El compost incrementa el secuestro de carbono a medio y largo plazo

Ciclo del carbono
Ciclo del carbono

Se conoce que adicionar compost mejora el contenido de materia orgánica en los suelos incrementando la fertilidad de los mismos. Muchos de los trabajos disponibles sobre el tema estudian este efecto a corto plazo (uno o dos años máximo), bien por las limitaciones administrativas de este tipo de proyectos científicos, bien por la dificultad de hacer un estudio tan a largo plazo. Por ese motivo, cuando aparece un trabajo en este sentido merece la pena destacarlo por el esfuerzo que supone y por la información tan valiosa que nos muestra: el compost incrementa el secuestro de carbono a medio y largo plazo.

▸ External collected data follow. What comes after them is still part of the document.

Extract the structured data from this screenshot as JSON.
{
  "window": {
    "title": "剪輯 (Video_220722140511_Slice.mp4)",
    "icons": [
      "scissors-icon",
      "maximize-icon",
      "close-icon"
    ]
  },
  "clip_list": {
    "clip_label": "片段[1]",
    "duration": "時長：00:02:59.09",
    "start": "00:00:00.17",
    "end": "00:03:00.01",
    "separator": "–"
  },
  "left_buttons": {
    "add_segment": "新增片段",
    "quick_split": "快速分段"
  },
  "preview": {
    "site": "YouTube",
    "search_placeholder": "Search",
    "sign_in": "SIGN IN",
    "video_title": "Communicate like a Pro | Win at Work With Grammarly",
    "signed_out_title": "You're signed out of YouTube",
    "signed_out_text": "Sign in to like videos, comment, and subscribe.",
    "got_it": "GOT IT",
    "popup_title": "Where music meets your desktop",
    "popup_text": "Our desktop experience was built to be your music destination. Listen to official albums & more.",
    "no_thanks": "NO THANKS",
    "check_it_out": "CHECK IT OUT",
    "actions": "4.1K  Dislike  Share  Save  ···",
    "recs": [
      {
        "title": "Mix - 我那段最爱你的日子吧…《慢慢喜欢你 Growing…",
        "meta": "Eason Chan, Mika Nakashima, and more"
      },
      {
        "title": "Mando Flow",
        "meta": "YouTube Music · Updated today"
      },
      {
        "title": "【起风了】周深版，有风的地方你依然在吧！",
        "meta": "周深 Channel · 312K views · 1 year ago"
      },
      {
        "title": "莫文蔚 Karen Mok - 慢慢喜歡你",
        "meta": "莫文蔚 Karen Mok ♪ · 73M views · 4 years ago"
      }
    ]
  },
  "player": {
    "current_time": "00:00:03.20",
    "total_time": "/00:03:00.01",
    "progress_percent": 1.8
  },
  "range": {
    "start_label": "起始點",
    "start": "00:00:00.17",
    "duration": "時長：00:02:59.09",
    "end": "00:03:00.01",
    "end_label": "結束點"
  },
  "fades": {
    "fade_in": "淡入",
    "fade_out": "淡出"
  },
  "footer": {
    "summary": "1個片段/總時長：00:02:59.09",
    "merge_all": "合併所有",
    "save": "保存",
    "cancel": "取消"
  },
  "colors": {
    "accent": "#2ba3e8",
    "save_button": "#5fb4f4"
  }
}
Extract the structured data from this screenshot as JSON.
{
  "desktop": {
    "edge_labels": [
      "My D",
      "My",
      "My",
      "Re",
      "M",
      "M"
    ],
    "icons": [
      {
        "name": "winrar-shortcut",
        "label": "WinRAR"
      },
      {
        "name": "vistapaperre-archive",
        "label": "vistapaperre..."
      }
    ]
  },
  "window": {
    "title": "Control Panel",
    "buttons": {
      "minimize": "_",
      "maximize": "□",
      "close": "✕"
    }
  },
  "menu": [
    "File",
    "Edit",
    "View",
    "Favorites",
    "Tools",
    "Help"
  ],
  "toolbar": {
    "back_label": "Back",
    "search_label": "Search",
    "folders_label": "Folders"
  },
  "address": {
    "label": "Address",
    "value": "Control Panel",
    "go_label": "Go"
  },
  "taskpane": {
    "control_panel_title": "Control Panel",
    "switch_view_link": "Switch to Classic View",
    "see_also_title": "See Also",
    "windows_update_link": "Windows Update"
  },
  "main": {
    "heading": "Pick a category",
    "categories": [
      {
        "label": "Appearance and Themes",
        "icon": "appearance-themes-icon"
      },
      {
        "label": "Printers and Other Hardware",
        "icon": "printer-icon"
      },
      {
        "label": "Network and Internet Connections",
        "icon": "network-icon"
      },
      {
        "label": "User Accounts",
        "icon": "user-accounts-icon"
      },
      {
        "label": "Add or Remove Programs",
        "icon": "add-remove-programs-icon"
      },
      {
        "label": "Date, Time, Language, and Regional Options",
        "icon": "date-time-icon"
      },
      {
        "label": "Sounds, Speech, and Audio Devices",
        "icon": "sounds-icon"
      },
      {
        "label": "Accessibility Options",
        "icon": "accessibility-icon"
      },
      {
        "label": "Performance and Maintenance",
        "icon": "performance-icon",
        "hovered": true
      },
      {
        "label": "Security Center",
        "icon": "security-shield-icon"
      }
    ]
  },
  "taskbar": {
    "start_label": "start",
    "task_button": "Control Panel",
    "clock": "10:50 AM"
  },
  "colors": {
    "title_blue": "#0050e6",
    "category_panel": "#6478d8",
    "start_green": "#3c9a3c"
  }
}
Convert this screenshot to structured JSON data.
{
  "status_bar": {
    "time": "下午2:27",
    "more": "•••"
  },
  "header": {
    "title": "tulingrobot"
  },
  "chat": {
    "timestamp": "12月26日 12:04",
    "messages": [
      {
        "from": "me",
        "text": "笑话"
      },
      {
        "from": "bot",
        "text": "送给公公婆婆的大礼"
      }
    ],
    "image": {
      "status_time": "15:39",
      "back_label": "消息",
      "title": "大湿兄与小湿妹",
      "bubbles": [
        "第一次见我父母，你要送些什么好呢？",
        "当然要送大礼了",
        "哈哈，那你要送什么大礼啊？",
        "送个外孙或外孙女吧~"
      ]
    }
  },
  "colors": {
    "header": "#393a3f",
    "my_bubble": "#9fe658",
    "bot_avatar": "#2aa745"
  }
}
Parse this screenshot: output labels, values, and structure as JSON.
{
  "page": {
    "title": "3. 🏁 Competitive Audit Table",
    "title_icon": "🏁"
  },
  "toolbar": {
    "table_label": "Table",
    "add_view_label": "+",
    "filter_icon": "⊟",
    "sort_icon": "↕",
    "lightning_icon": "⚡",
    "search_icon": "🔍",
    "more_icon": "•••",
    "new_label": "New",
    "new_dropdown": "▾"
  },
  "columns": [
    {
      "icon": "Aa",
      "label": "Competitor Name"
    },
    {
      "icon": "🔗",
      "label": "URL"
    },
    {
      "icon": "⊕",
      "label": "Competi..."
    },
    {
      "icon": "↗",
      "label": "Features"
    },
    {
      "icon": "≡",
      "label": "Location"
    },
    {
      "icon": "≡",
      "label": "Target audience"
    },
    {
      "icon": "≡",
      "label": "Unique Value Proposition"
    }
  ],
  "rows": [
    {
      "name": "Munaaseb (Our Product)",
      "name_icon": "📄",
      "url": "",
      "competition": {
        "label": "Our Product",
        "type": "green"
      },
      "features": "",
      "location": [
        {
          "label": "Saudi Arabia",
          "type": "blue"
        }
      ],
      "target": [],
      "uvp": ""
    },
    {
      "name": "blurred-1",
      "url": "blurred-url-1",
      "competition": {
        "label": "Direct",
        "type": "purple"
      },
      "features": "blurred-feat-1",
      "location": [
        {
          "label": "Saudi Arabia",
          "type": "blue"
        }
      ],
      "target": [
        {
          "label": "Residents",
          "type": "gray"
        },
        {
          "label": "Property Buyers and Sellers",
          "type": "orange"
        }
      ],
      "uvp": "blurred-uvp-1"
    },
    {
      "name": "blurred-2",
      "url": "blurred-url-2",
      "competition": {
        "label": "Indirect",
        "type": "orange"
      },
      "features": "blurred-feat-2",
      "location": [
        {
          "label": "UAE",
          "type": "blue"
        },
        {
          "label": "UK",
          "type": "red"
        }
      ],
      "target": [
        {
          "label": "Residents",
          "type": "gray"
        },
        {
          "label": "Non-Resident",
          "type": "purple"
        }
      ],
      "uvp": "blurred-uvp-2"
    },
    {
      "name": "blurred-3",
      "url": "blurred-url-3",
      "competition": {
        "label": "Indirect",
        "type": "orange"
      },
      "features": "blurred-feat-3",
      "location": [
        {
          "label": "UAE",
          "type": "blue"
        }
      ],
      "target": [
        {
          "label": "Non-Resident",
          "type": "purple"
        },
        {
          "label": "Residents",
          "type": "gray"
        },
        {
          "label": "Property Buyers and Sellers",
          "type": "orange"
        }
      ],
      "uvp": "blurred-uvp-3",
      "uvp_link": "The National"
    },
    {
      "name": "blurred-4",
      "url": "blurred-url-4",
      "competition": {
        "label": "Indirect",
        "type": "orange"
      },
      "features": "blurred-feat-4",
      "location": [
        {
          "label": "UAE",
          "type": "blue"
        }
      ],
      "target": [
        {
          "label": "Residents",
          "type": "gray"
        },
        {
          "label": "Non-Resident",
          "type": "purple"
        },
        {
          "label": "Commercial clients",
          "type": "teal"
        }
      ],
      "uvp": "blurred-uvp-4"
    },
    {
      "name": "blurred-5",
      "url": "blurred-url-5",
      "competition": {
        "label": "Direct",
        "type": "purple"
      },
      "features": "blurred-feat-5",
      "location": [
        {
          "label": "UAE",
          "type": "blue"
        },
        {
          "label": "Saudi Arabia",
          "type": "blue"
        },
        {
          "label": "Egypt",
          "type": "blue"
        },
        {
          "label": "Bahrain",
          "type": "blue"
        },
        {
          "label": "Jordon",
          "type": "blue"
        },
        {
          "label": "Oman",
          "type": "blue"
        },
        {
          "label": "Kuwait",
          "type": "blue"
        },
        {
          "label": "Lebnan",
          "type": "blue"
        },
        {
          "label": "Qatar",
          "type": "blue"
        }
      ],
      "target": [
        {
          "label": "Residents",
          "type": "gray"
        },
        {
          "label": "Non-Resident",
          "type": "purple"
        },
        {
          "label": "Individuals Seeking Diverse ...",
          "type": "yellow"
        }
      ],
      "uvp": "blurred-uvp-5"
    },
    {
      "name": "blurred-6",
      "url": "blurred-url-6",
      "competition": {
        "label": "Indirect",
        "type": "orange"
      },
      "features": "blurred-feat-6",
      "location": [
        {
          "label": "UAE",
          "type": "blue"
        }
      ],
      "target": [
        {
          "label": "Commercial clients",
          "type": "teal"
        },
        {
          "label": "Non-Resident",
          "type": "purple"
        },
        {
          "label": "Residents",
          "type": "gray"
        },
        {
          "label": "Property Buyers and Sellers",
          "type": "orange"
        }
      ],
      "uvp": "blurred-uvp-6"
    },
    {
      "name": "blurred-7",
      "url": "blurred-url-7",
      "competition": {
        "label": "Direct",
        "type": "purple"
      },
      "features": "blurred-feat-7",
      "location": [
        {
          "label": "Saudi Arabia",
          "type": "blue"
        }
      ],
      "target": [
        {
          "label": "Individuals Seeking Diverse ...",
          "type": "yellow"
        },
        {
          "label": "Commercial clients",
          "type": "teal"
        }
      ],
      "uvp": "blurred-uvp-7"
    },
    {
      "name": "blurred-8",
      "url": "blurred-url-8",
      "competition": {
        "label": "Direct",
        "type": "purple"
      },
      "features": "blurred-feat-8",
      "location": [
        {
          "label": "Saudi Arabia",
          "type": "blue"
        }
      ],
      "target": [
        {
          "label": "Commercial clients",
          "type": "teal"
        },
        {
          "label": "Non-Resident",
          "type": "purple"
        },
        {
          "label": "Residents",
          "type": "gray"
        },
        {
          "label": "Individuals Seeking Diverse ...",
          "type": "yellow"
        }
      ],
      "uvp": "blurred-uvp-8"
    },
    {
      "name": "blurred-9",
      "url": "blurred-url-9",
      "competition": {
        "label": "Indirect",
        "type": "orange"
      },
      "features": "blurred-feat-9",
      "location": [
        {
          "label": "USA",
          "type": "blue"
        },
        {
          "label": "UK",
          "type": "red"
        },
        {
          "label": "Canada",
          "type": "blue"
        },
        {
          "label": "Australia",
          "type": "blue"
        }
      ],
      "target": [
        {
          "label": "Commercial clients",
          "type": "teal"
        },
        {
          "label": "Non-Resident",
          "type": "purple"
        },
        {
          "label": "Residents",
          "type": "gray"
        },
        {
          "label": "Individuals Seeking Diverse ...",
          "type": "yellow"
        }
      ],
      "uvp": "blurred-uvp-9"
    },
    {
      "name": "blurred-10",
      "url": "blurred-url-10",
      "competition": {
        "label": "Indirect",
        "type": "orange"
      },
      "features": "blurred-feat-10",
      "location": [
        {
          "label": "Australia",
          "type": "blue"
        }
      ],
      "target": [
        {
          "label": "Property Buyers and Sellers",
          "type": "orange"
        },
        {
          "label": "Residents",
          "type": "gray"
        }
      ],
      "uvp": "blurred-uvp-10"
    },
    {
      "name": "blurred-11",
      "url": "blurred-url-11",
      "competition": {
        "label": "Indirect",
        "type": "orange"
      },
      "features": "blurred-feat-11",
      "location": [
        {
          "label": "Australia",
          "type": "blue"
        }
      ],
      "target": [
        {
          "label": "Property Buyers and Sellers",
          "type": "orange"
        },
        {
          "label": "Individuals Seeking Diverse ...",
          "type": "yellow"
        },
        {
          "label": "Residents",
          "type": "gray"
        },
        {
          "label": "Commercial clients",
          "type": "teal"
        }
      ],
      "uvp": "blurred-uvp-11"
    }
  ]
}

Este trabajo muestra los resultados de la adición continuada (17 años) de material compostado, concretamente composts de residuos de la extracción del aceite de oliva (olive-mill pomace o “alperujo”). Incluso, lo han hecho en dos fincas de olivar con diferentes tipos de suelos. Han estudiado en profundidad muchas propiedades relacionadas con la materia orgánica como el contenido en carbono orgánico, ácidos húmicos y fúlvicos, actividades enzimáticas relacionadas con los principales ciclos de nutrientes, la mineralización de la materia orgánica, entre otras. Los resultados son indiscutibles: hay un aumento en el contenido general y la estabilidad de la materia orgánica en ambos suelos. Cuanto más tiempo se aplica compost, mayor es el contenido de materia orgánica en el suelo y mayor es el secuestro de carbono, es decir, que hay más cantidad de la que toma la planta para vivir (el balance es positivo).

Reutilizar los propios residuos que se generan en el olivar para mantener la fertilidad de sus suelos es una práctica que funciona y sirve tanto para corto, medio o largo plazo para mantener la materia orgánica y la productividad agrícola. La ecuación es simple:

suelo + materia orgánica = fertilidad

This study evaluates soil fertility, biochemical activity and the soil’s ability to stabilize organic matter after application of composted olive-mill pomace. This organic amendment was applied in two different olive groves in southern Spain having different soil typologies (carbonated and silicic). Olive grove soils after 17 years of organic management with application of olive-mill pomace co-compost were of higher quality than those with conventional management where no co-compost had been applied.

The main chemical parameters studied (total organic carbon, total nitrogen, available phosphorus, exchangeable bases, cation exchange capacity, total extractable carbon (TEC), and humic-to-fulvic acids ratio), significantly increased in soils treated with the organic amendment. In particular, the more resistant pool of organic matter (TEC) enhanced by about six and eight fold in carbonated and silicic soils, respectively. Moreover, the amended silicic soils showed the most significant increases in enzyme activities linked to C and P cycles (β-glucosidase twenty-five fold higher and phosphatase seven fold higher). Organic management in both soils induced higher organic matter mineralization, as shown by the higher pyrrole/phenol index (increasing 40% and 150% in carbonated and silicic soils, respectively), and lower furfural/pyrrole index (decreasing 27% and 71% in carbonated and silicic soils, respectively). As a result of mineralization, organic matter incorporated was also more stable as suggested by the trend of the aliphatic/aromatic index (decreasing 36% and 30% in carbonated and silicic soils, respectively). Therefore, management system and soil type are key factors in increasing long-term C stability or sequestration in soils. Thus application of olive-oil extraction by-products to soils could lead to important mid-to -long-term agro-environmental benefits, and be a valuable alternative use for one of the most widespread polluting wastes in the Mediterranean region.

La fuente:

Biochemical activity and chemical-structural properties of soil organic matter after 17 years of amendments with olive-mill pomace co-compost. V. Aranda, C. Macci, E. Peruzzi, G. Masciandaro. Journal of Environmental Management. Volume 147, 1 January 2015, Pages 278–285.